Angelo Raymundo, an agent with Red Oak Realty, estimated that, on average, his clients bid on three to four houses before succeeding.

House-hunting is seldom stress-free, but conditions in the East Bay and the Bay Area exacerbate the stress. The number of homes available for purchase has plummeted to levels not seen since June 2004, according to the California Association of Realtors.

More and more buyers are bidding on fewer and fewer homes, driving up prices. The median sale price for an Alameda County home jumped 14 percent year-over-year in December 2017, to $862,000. Houses get snapped up quickly, often with multiple offers, and homes often sell for more than the asking price. The median time on the market in December was 13 days. In a normal real estate market, it’s usually a month. And often, sellers will list a home for below what it can fetch on the market, hoping to generate more offers.

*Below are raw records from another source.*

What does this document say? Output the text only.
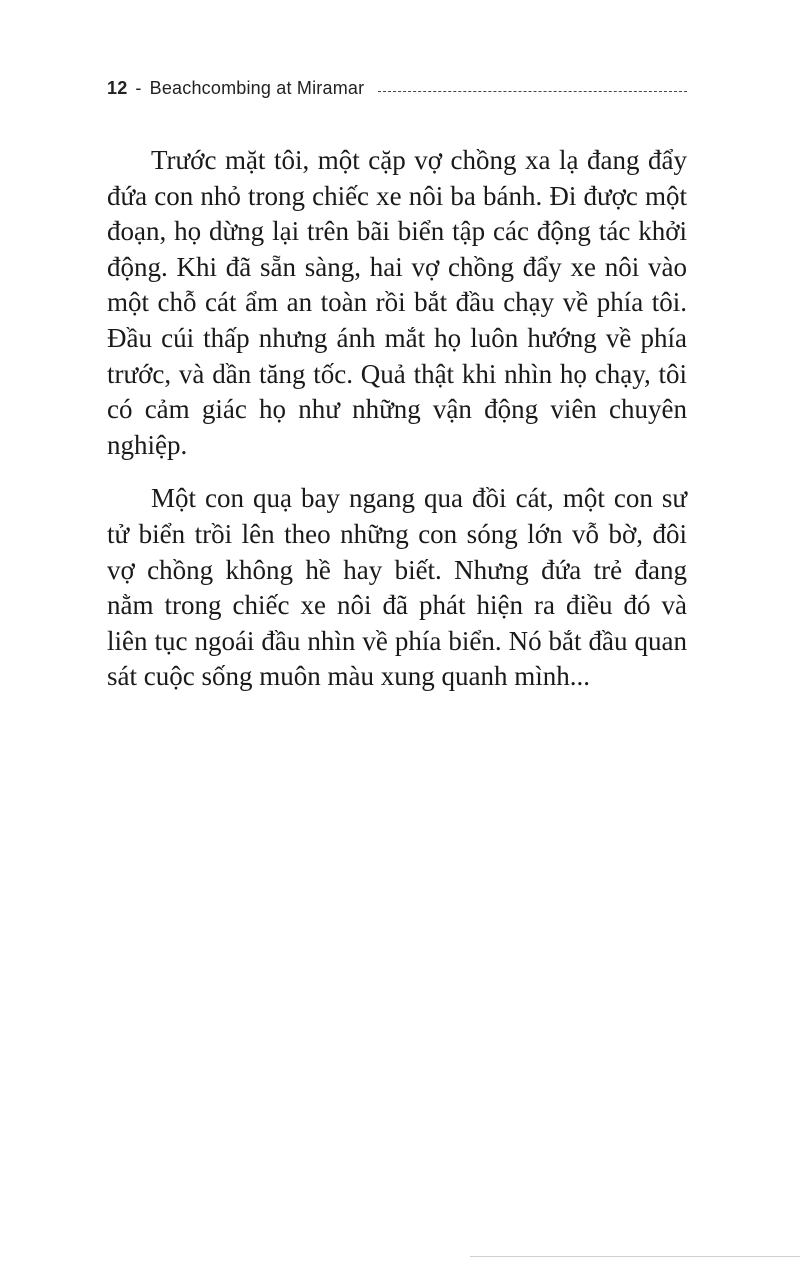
12 - Beachcombing at Miramar

Trước mặt tôi, một cặp vợ chồng xa lạ đang đẩy đứa con nhỏ trong chiếc xe nôi ba bánh. Đi được một đoạn, họ dừng lại trên bãi biển tập các động tác khởi động. Khi đã sẵn sàng, hai vợ chồng đẩy xe nôi vào một chỗ cát ẩm an toàn rồi bắt đầu chạy về phía tôi. Đầu cúi thấp nhưng ánh mắt họ luôn hướng về phía trước, và dần tăng tốc. Quả thật khi nhìn họ chạy, tôi có cảm giác họ như những vận động viên chuyên nghiệp.

Một con quạ bay ngang qua đồi cát, một con sư tử biển trồi lên theo những con sóng lớn vỗ bờ, đôi vợ chồng không hề hay biết. Nhưng đứa trẻ đang nằm trong chiếc xe nôi đã phát hiện ra điều đó và liên tục ngoái đầu nhìn về phía biển. Nó bắt đầu quan sát cuộc sống muôn màu xung quanh mình...
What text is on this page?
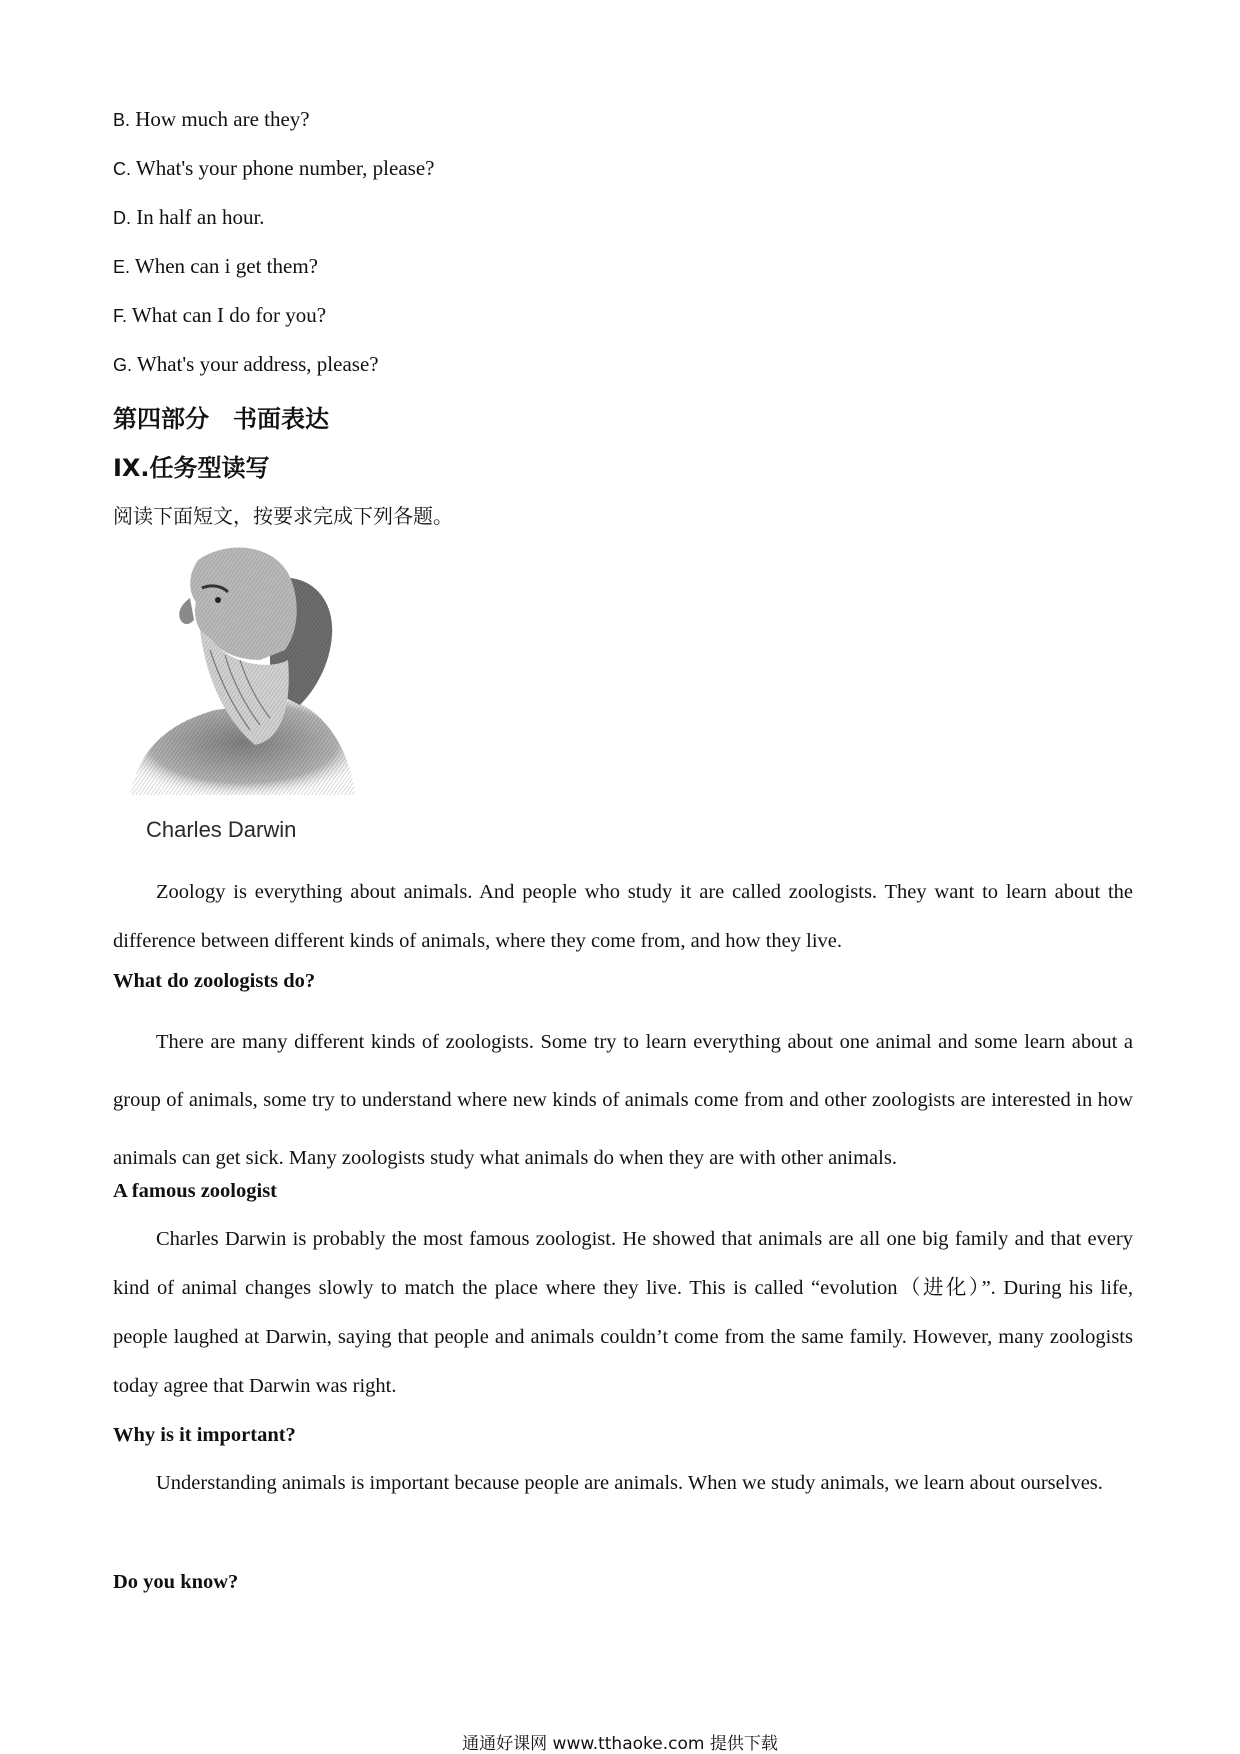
B. How much are they?
C. What's your phone number, please?
D. In half an hour.
E. When can i get them?
F. What can I do for you?
G. What's your address, please?
第四部分　书面表达
IX.任务型读写
阅读下面短文，按要求完成下列各题。
Charles Darwin

Zoology is everything about animals. And people who study it are called zoologists. They want to learn about the difference between different kinds of animals, where they come from, and how they live.

What do zoologists do?

There are many different kinds of zoologists. Some try to learn everything about one animal and some learn about a group of animals, some try to understand where new kinds of animals come from and other zoologists are interested in how animals can get sick. Many zoologists study what animals do when they are with other animals.

A famous zoologist

Charles Darwin is probably the most famous zoologist. He showed that animals are all one big family and that every kind of animal changes slowly to match the place where they live. This is called “evolution（进化）”. During his life, people laughed at Darwin, saying that people and animals couldn’t come from the same family. However, many zoologists today agree that Darwin was right.

Why is it important?

Understanding animals is important because people are animals. When we study animals, we learn about ourselves.

Do you know?
通通好课网 www.tthaoke.com 提供下载
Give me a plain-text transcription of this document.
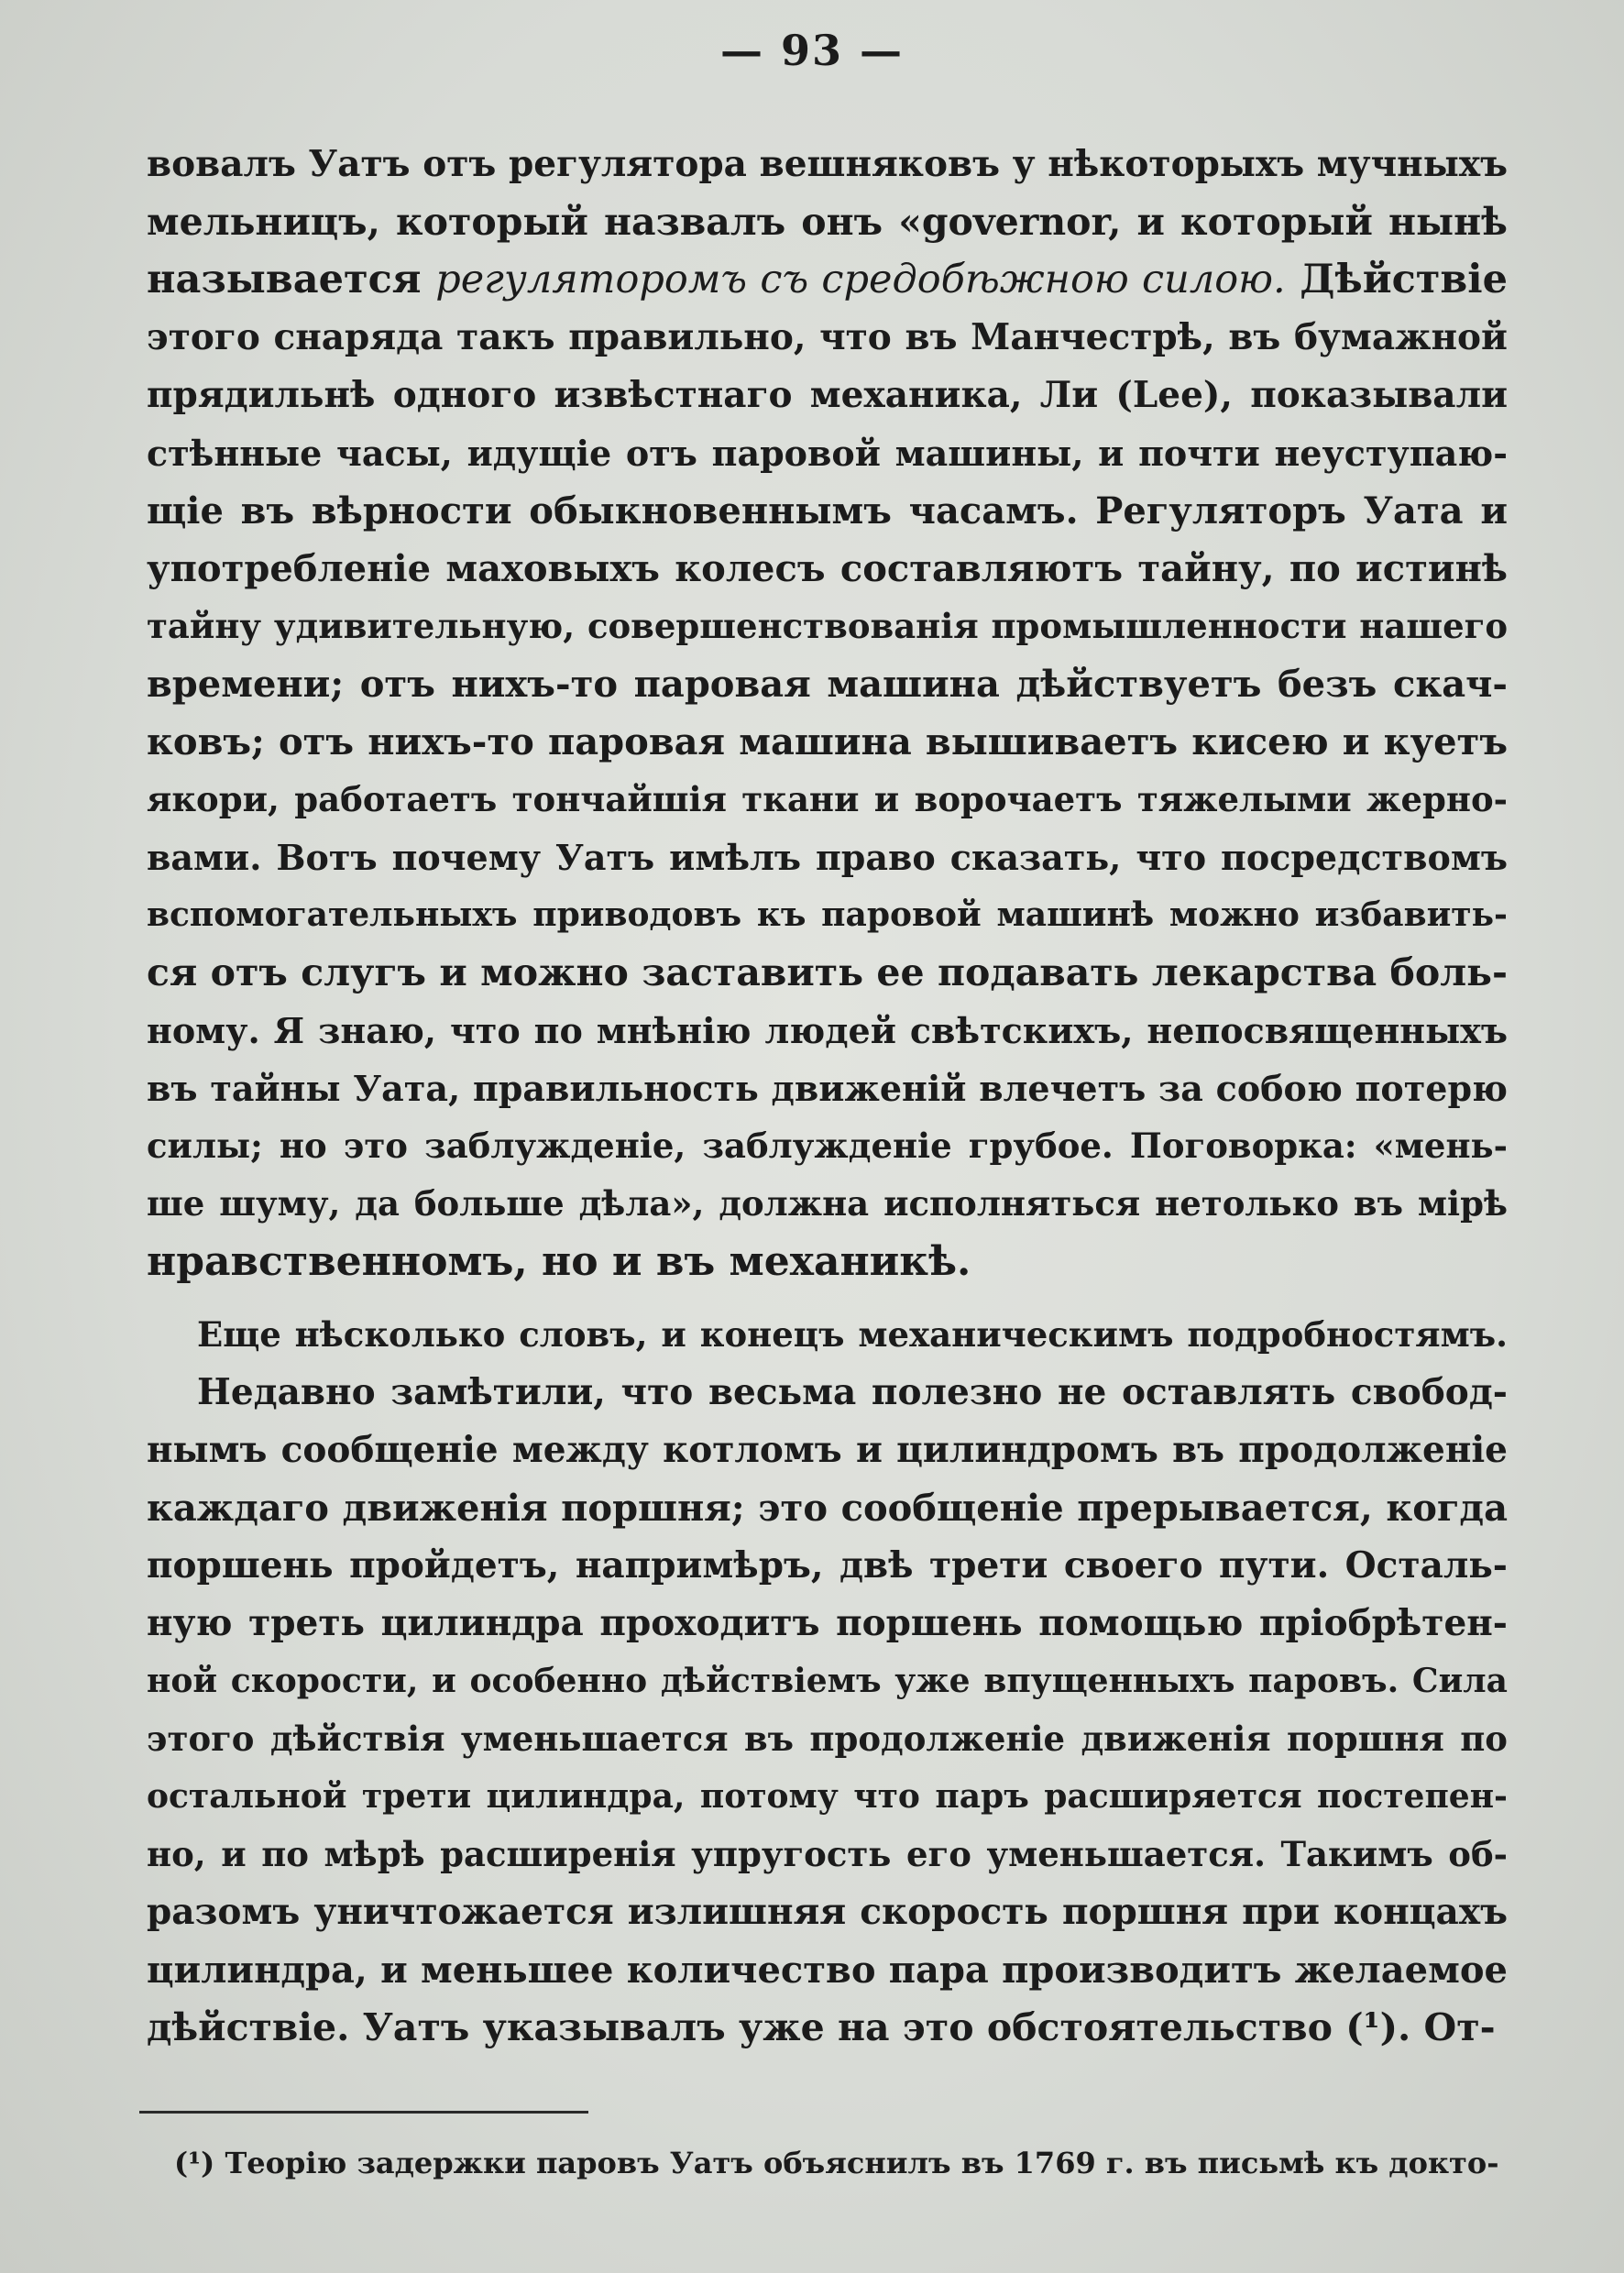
— 93 —
вовалъ Уатъ отъ регулятора вешняковъ у нѣкоторыхъ мучныхъ
мельницъ, который назвалъ онъ «governor, и который нынѣ
называется регуляторомъ съ средобѣжною силою. Дѣйствіе
этого снаряда такъ правильно, что въ Манчестрѣ, въ бумажной
прядильнѣ одного извѣстнаго механика, Ли (Lee), показывали
стѣнные часы, идущіе отъ паровой машины, и почти неуступаю-
щіе въ вѣрности обыкновеннымъ часамъ. Регуляторъ Уата и
употребленіе маховыхъ колесъ составляютъ тайну, по истинѣ
тайну удивительную, совершенствованія промышленности нашего
времени; отъ нихъ-то паровая машина дѣйствуетъ безъ скач-
ковъ; отъ нихъ-то паровая машина вышиваетъ кисею и куетъ
якори, работаетъ тончайшія ткани и ворочаетъ тяжелыми жерно-
вами. Вотъ почему Уатъ имѣлъ право сказать, что посредствомъ
вспомогательныхъ приводовъ къ паровой машинѣ можно избавить-
ся отъ слугъ и можно заставить ее подавать лекарства боль-
ному. Я знаю, что по мнѣнію людей свѣтскихъ, непосвященныхъ
въ тайны Уата, правильность движеній влечетъ за собою потерю
силы; но это заблужденіе, заблужденіе грубое. Поговорка: «мень-
ше шуму, да больше дѣла», должна исполняться нетолько въ мірѣ
нравственномъ, но и въ механикѣ.
Еще нѣсколько словъ, и конецъ механическимъ подробностямъ.
Недавно замѣтили, что весьма полезно не оставлять свобод-
нымъ сообщеніе между котломъ и цилиндромъ въ продолженіе
каждаго движенія поршня; это сообщеніе прерывается, когда
поршень пройдетъ, напримѣръ, двѣ трети своего пути. Осталь-
ную треть цилиндра проходитъ поршень помощью пріобрѣтен-
ной скорости, и особенно дѣйствіемъ уже впущенныхъ паровъ. Сила
этого дѣйствія уменьшается въ продолженіе движенія поршня по
остальной трети цилиндра, потому что паръ расширяется постепен-
но, и по мѣрѣ расширенія упругость его уменьшается. Такимъ об-
разомъ уничтожается излишняя скорость поршня при концахъ
цилиндра, и меньшее количество пара производитъ желаемое
дѣйствіе. Уатъ указывалъ уже на это обстоятельство (¹). От-
(¹) Теорію задержки паровъ Уатъ объяснилъ въ 1769 г. въ письмѣ къ докто-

Doug Sager, a past president of the Oakland-Berkeley Association of Realtors, said he makes sure to prepare his buyers. “If I have a buyer and $800,000 is their max, I tell them to look at homes in the high fives, low sixes, and every once in a while, I tell them, ‘Let’s look at things that have been on the market more than two weeks.’”

Sager, who emphasized that he was not speaking for the association, said, “The two-week period is the seller’s window to get the most they can get for their home. If it’s on the market longer, typically something is amiss with the pricing on the home and there might be a better deal there.”

Homebuyers should get pre-approved, not just pre-qualified, for a mortgage loan, McKereghan said. But even in this tough market, a certain amount of magic seems to be at play. “I’ve had clients who have been very disappointed when they didn’t get a certain house. I’ll tell them, ‘The right house is just around the corner,’” and a couple of weeks later you visit a house, you go in, and you can just feel it: This is the right one.”

Stinson said, “Based on the square footage, we didn’t think we would ever get this house. We were initially outbid by someone who was significantly higher. But they pulled out, and we just magically got the house.”